How would you like to be supported? Do you want to get advice or reassurance? Do you want your partner to push you to achieve more? We rarely ask each other for advice, because our fields are very different, but sometimes a logic or emotion check is needed, and we act as a sounding board for each other. Reassurance is nice, but doesn’t really help if it’s not real… if reassurance is really not warranted, I don’t want it. (Except the general reassurance that, whatever happens, we’ll be ok.) It would piss me off if he pushed me to achieve more, and I’m pretty sure he’d feel the same way. We cheer each other on, but we don’t push for more.
Do you think your partner is good at his/her job? Does that matter to you? Is it important that your partner thinks of you as good at your job? He’s great at his job (well, he’s unemployed at the moment, but he’s great at his life-long career). It wouldn’t matter to me if he wasn’t great at it, but it would matter if he didn’t try to be great at it. A strong work ethic is important to me. Similarly, he thinks I’m great at my job, but what he thinks of my work ethic overall is more important to me.
Do you ever feel competitive with one another? When we first started dating, we worked for the same company.

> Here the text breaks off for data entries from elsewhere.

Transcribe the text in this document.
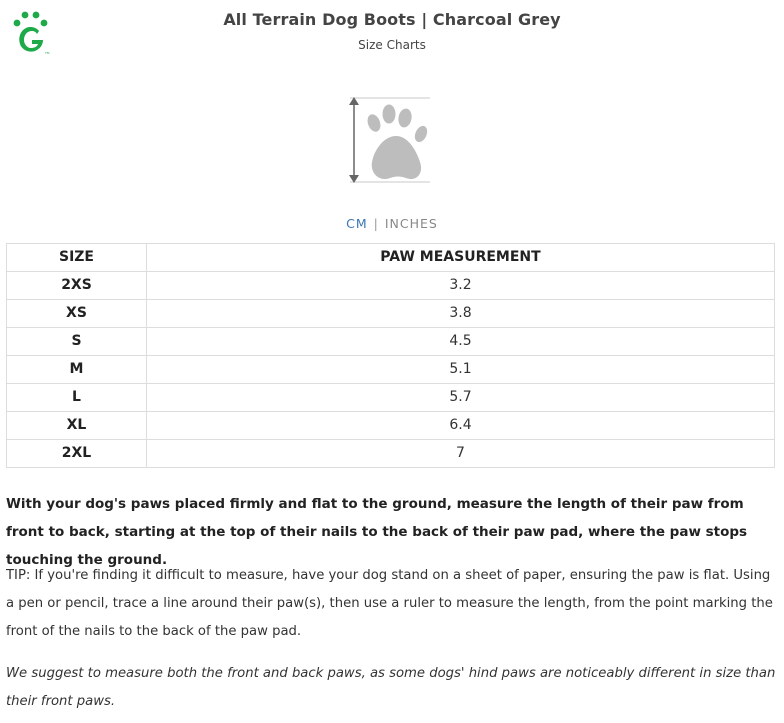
TM
All Terrain Dog Boots | Charcoal Grey
Size Charts
CM | INCHES
SIZE	PAW MEASUREMENT
2XS	3.2
XS	3.8
S	4.5
M	5.1
L	5.7
XL	6.4
2XL	7
With your dog's paws placed firmly and flat to the ground, measure the length of their paw from front to back, starting at the top of their nails to the back of their paw pad, where the paw stops touching the ground.
TIP: If you're finding it difficult to measure, have your dog stand on a sheet of paper, ensuring the paw is flat. Using a pen or pencil, trace a line around their paw(s), then use a ruler to measure the length, from the point marking the front of the nails to the back of the paw pad.
We suggest to measure both the front and back paws, as some dogs' hind paws are noticeably different in size than their front paws.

He was a landscape manager, and I was an office manager. I made more money than he did (and knew it, because I did payroll). I worried that he’d be hung up on that and feel competitive about it (he comes off as such a manly kind of guy), but the worry was needless. Once he found out, he was totally fine with it, thank goodness. I would have been very disappointed, otherwise! Our fields and our strengths are very different, so competition has never been an issue at all.